Cannon to the right of him, cannon to the left of him, cannon in front of him – Willie Rennie’s valiant bid to become first minister was doomed to fail.
That does not mean, however, it was worthless.
Like the Charge of the Light Brigade, it might have been folly – it might even have been a mix-up – but it was courageous.
With his trademark smile – teeth gleaming like sabres – Mr Rennie surged forth against the odds, certain in defeat, confident in eternity.
Of course, the Liberal Democrats’ five MSPs – the smallest grouping at Holyrood – are not 600 of Her Majesty’s finest.

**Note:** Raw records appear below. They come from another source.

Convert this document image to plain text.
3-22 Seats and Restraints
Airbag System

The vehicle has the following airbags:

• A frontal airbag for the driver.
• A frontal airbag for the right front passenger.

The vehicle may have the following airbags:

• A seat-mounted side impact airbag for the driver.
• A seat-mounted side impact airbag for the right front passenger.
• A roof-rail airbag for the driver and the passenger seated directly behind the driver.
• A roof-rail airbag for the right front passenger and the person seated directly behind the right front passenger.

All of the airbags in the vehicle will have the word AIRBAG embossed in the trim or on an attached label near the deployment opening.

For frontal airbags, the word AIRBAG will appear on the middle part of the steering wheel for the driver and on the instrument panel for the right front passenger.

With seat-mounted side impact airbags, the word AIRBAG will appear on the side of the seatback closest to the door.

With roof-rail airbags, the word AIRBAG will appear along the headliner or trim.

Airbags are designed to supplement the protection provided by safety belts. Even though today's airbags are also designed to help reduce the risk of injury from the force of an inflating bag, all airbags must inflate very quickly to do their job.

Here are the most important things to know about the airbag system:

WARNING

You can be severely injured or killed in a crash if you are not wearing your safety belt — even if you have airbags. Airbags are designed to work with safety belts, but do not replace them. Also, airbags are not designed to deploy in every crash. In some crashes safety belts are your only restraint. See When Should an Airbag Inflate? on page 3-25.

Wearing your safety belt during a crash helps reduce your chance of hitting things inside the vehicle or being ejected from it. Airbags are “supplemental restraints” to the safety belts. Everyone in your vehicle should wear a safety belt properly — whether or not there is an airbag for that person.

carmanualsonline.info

Yet they approached their task with an equally fatalistic gusto that, it is fair to say, would not be seen in other parties.
After the trials of coalition government at Westminster – and the electoral slump that followed – it is not theirs to reason why.
The new and old faces of Mr Rennie’s party briefed valiantly on this behalf, haranguing other MSPs across the lobbies and corridors of Holyrood.
There were some, of course, who complained that the Liberal Democrats were politicking with an important issue, even trying to subvert democracy.
Nonsense. While it was clearly going to end in defeat, it also offered up a golden opportunity for Mr Rennie to expound his platform.
True to character, it was an irreverent move, not a devious one.
Certainly, the country’s new first minister, Nicola Sturgeon, saw it as such, speaking with wit and good grace in what was a remarkably conciliatory chamber.
Labour, too, were looking to the future, although as their MSPs trooped into the chamber their glum, long faces stood in contrast to the heady smiles and back-slapping jokes of their parliamentary colleagues.
There was a sense that, unlike Mr Rennie, Kezia Dugdale would struggle to convince her troops to charge down the valley at Balaklava.
Perhaps they felt like they already had, of course.
Ruth Davidson, meanwhile, struck a confident tone, surrounded by her buoyant, strengthened contingent.
The Tory leader had, it should be noted, launched her own Charge of the Light Brigade in 2014, when she challenged a majority-backed Ms Sturgeon for the top job.
That those days are now long behind her is a sign of how far she – and her party – have come.
As the smoke cleared and the guns silenced, however, it was clearly Mr Rennie’s day – despite his resounding defeat.